In 48 hours time I anticipate being so tired that my legs no longer feel like my own. I will be just starting to discover sore places on my body where my kit has been rubbing from the previous 5 hours spent running, jumping and clambering around the welsh countryside. There will be the occasional random stabbing pain in heretofore silent muscles that are now screaming, trying to be heard over the cacophony of other aches and pains….Welcome to the Coastal Trail Series. Read on for my preview of the second event in the series and the first of eight trail marathons that I will be running in the next eight months. You can see the course map here.
The Coastal Trail Series is organised by www.endurancelife.com and features 10k, half marathon, marathon and ultra marathon distance races on the same day. There are eleven different events in the series, spread throughout England and Wales, and you get a special t-shirt if you complete 7 or more within a season.
I completed two of their half marathons earlier in the year and decided to come back for a lot more. The event HQ is often in a field somewhere, and at some of them they also hold the Live-More Lectures which are usually interesting talks from various people that have taken part in some amazing challenges. The courses are nearly all offroad often utilising coastal paths and beaches, so don’t come along expecting to set a new distance PB. The courses are usually slightly long (better value for money according to Endurance Life) and often hilly, muddy and technical.

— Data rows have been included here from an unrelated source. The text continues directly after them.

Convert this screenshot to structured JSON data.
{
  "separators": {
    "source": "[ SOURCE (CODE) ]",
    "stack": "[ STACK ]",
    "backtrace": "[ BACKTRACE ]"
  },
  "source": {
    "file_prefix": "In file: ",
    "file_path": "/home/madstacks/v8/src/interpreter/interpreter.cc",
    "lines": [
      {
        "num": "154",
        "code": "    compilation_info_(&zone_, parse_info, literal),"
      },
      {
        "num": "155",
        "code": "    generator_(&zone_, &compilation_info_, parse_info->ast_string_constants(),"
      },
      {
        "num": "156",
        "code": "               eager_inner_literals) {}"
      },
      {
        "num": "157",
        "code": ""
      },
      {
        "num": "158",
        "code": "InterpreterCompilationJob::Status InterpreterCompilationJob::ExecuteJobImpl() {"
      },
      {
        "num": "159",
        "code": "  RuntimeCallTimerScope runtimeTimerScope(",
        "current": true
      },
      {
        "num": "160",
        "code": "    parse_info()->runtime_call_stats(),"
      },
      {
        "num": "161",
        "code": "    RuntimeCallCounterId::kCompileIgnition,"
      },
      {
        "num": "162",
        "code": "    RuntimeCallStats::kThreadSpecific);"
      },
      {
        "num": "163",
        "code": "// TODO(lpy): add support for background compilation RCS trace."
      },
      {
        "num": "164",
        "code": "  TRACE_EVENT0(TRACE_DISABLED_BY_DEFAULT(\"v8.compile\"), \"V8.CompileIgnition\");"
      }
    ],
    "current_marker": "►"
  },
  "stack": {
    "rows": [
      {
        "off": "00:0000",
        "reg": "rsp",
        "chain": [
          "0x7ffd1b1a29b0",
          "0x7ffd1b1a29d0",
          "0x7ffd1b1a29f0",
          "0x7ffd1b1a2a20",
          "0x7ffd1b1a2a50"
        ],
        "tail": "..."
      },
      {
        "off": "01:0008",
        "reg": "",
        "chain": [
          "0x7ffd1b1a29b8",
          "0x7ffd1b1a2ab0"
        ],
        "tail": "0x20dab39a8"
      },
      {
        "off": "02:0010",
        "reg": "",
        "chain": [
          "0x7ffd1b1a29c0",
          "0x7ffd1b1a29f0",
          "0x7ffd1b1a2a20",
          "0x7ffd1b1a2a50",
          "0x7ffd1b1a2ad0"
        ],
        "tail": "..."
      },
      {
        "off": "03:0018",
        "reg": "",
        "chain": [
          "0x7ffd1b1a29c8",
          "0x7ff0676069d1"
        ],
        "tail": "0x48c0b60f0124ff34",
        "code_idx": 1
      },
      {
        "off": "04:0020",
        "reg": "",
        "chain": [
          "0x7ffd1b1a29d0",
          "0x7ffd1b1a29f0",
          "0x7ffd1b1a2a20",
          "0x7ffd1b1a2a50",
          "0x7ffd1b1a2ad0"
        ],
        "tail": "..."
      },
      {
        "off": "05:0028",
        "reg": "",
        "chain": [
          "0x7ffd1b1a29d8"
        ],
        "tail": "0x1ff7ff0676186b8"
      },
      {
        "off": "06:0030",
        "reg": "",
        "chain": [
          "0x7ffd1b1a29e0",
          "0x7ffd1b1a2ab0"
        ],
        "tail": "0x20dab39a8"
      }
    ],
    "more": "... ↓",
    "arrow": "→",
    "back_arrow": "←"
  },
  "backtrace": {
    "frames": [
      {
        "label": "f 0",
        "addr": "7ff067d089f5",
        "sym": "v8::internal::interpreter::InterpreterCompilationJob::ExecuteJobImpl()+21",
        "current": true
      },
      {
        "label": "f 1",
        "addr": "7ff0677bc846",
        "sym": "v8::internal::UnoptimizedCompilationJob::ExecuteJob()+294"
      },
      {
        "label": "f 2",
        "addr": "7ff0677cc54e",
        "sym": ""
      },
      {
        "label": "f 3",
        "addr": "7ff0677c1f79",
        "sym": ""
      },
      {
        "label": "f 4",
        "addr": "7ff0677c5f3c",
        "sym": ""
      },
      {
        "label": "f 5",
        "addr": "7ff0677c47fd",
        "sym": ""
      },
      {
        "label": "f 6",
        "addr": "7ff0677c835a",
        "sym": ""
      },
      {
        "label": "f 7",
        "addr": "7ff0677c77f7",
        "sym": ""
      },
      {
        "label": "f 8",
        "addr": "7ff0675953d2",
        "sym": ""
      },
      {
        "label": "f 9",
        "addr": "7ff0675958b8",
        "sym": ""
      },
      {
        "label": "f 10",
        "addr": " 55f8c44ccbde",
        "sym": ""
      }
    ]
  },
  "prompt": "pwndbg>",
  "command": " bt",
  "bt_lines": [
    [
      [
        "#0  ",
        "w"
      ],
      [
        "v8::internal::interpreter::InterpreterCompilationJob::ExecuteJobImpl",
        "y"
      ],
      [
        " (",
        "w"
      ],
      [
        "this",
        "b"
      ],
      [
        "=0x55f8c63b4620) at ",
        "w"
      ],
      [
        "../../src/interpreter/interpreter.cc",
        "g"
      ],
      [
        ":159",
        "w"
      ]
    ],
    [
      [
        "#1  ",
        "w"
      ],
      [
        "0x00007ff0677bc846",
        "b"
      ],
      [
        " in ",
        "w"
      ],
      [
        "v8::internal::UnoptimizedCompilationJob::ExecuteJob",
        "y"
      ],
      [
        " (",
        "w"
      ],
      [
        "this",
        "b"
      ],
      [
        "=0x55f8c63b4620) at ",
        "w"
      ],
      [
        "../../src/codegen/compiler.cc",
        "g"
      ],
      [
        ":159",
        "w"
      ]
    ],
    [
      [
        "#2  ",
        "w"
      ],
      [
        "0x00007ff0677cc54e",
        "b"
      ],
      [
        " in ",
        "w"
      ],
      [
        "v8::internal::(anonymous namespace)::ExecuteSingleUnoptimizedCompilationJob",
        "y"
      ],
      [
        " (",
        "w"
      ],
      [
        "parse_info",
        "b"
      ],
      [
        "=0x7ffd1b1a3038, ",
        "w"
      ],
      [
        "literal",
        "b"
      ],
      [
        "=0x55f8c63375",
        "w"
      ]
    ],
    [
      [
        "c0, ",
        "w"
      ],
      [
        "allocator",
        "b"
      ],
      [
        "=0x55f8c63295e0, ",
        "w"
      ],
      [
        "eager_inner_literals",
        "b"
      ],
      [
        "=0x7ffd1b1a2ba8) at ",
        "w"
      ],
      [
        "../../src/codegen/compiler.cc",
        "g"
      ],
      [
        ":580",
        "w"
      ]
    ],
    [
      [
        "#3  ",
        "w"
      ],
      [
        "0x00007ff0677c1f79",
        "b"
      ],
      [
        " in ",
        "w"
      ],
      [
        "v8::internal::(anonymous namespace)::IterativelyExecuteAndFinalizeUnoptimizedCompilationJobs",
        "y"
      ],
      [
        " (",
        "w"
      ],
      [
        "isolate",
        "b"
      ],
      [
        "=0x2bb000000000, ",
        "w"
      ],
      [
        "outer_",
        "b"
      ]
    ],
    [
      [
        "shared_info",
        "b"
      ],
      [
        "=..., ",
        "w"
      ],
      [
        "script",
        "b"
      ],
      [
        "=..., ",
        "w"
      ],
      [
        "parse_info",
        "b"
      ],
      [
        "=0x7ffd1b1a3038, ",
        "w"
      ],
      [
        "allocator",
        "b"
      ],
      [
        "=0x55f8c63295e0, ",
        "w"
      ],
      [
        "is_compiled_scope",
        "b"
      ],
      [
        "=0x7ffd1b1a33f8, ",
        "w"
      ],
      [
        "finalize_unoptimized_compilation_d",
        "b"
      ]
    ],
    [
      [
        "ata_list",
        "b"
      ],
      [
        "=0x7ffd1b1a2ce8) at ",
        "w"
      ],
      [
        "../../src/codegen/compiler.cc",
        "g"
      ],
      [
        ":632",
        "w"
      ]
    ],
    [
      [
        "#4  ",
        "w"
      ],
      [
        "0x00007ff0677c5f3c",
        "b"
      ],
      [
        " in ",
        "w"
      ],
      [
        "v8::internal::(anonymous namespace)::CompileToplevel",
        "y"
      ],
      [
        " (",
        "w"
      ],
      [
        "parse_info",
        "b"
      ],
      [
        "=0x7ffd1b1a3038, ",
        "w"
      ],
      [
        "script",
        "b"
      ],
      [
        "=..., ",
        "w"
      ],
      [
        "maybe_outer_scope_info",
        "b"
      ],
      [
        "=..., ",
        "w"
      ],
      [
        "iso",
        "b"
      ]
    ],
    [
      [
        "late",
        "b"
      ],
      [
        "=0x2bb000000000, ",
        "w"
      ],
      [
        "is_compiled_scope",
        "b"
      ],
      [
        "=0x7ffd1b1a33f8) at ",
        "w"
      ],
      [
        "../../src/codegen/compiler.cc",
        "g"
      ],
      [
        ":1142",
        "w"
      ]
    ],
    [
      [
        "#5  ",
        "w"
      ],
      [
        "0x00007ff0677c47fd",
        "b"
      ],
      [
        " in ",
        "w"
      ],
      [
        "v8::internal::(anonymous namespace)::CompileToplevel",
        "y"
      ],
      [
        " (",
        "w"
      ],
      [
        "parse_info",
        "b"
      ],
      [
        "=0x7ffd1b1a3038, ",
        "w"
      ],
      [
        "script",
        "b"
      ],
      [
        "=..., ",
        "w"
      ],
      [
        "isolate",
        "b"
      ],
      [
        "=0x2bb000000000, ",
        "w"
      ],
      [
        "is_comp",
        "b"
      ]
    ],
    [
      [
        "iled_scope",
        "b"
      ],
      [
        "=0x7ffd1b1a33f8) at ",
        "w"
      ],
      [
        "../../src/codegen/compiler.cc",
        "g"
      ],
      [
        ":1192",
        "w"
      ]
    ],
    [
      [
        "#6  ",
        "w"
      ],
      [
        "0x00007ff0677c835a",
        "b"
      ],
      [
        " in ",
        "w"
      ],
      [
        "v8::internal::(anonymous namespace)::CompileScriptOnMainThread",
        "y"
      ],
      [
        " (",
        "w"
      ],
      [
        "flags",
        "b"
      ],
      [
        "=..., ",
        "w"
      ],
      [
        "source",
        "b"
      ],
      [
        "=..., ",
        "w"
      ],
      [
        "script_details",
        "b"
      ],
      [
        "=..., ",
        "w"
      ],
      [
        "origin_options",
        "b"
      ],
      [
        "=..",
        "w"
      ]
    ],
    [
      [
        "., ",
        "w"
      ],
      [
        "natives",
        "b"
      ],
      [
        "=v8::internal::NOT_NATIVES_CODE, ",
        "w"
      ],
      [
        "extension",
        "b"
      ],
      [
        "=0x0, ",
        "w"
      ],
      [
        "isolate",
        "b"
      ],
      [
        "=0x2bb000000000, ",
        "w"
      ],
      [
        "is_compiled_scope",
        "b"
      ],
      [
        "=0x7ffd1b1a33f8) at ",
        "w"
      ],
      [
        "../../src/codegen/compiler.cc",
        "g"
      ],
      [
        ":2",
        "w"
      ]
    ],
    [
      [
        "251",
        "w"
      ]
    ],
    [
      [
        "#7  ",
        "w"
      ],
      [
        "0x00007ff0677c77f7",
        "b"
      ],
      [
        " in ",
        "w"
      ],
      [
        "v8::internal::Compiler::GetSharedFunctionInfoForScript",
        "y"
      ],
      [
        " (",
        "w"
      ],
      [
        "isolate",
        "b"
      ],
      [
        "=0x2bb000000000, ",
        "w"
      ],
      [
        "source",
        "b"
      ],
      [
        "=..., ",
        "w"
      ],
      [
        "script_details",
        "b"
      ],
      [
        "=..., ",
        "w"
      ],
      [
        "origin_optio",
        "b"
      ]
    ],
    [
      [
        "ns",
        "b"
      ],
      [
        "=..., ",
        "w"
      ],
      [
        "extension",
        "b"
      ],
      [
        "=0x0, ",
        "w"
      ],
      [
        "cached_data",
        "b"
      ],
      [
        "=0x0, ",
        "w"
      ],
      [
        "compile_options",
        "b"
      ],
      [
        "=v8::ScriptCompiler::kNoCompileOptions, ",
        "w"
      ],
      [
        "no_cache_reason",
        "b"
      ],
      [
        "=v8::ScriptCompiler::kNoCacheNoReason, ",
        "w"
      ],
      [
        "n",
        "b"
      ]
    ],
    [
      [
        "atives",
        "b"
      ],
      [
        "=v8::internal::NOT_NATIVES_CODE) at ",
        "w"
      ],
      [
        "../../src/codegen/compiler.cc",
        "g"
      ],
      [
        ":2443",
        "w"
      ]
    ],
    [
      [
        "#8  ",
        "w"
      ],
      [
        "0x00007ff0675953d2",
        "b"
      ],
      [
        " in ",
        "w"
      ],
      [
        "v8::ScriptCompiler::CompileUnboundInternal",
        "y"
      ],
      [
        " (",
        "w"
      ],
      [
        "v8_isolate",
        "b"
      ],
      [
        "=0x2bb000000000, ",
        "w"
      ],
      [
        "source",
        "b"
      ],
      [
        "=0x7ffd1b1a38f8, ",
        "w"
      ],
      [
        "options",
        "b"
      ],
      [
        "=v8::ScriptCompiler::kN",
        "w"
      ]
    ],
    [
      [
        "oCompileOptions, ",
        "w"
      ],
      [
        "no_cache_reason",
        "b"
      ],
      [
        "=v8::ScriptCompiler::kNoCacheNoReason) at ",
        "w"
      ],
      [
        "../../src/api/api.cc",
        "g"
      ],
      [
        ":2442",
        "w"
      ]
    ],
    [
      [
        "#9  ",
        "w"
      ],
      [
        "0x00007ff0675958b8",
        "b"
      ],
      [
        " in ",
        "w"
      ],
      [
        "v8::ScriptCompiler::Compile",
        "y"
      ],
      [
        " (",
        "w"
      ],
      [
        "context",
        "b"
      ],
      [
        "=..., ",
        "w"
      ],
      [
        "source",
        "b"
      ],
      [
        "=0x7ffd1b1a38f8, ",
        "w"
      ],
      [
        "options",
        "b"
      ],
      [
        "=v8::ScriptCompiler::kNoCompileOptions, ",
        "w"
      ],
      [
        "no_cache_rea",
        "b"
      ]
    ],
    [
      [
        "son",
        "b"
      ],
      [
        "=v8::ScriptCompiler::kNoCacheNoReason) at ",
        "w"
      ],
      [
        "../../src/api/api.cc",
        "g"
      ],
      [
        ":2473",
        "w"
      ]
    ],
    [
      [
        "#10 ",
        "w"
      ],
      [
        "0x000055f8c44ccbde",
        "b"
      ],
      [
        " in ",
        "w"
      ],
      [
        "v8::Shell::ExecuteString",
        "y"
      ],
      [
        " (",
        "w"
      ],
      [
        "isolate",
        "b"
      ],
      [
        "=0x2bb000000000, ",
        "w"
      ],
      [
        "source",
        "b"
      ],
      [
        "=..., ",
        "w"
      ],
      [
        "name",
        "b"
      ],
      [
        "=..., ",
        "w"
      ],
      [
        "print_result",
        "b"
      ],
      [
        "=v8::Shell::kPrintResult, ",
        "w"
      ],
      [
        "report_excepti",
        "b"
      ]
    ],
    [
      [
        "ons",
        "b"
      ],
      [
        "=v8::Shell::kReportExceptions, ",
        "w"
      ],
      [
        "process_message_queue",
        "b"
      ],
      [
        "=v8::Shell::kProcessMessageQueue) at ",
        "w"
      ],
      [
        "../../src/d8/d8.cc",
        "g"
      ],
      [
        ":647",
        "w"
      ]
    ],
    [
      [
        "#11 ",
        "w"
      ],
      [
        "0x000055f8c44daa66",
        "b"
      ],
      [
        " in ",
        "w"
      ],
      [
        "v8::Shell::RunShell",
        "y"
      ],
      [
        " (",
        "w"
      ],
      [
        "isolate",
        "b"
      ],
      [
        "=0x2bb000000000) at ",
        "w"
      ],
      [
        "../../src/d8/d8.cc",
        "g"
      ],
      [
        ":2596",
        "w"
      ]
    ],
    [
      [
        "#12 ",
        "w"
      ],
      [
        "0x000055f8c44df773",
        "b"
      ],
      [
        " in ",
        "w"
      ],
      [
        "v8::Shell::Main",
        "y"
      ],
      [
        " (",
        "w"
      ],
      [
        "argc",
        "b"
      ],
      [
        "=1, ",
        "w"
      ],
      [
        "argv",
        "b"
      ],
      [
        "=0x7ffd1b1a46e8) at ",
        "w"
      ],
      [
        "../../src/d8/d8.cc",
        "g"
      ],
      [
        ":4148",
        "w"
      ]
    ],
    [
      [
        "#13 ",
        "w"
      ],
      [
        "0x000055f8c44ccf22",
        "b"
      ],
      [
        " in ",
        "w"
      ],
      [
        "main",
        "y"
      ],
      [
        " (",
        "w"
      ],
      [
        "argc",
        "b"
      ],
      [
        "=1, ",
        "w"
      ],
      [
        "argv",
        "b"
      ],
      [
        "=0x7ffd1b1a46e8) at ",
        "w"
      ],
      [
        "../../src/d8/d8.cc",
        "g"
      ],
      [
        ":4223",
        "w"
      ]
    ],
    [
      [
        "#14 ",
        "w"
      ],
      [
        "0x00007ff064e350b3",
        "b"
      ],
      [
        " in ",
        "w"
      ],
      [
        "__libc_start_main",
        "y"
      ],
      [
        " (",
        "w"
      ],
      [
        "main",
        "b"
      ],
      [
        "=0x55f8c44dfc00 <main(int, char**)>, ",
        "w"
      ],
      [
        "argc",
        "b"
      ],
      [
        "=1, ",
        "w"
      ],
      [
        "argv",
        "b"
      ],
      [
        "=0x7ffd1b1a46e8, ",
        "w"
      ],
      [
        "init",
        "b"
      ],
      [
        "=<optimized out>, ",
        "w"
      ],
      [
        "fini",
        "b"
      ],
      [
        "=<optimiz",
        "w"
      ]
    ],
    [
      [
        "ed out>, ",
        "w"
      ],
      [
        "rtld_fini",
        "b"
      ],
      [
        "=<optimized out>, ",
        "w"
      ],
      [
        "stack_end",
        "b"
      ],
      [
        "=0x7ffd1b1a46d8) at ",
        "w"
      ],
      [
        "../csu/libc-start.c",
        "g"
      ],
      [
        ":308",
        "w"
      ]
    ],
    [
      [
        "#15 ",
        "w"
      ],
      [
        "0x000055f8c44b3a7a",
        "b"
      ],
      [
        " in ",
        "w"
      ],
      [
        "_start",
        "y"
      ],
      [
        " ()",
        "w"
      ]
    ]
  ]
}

I hope I’m not putting you off? This all results in a rather amazing range of competitors, usually a lot more relaxed than your more conventional road runners, and I don’t think I’ve ever heard them groan when told the course is a mile or two long. Most of them simply relish the challenge and the experience. This lends a generally nice atmosphere to the events and it makes those of us that enjoy this type of thing feel a little more normal, as we are surrounded by similar “nutters.”
Personally I can’t wait for the start and look forward to some amazing coastal views as well as meeting some amazing people. My plan for the weekend starts off the same as normal with a good oat and fruit based breakfast three hours before the start. I’ll then drink a bottle of SiS electrolyte with two hours to go, hoping to get most of the excess fluid through my system before the race starts, so I don’t have to dive into the bushes during the race.
For the race itself I will be carrying the following:
- 2 litres of energy drink within my Camalbak Octane XCT purchased from Wiggle Online Cycle Shop
- A lightweight long sleeved windproof jacket
- Small first aid kit
- Foil Blanket
- GoPro Hero HD2 camera
- Mobile phone
- 8 x SiS Isotonic gels
- Buff (head gear)
- Ronhill Visor
- Normally I would also be wearing my Garmin Forerunner 305, but I left it at Hever Castle last weekend and wont be getting it back until next week.
The preparation all feels wonderfully simple compared to the triathlons that I’ve been doing and I keep thinking that I’ve forgotten something. In reality I just need to make sure that I get the nutrition right and get my running shoes on. This is one of my charity events, so I am just wanting to complete the course. I’m not going to try and set a fast time and hope to have some fun while I’m out and about.
After the race I will drink a bottle of Rego mixed with a sachet of CherryActive. This will be followed by another bottle of energy drink and then hopefully a half decent meal somewhere on the way home.
If you fancy a slightly different style running race then why not come along and give one of the CTS events a try. You wont regret it, although do be prepared to be slightly more self sufficient than normal. If you are running anything more than the 10k events then you will be expected to carry a minimum amount of safety equipment.
The highlight of the season for me is the final event at Flete in May where you get to run across an estuary mouth at low tide. It leads to some great photos.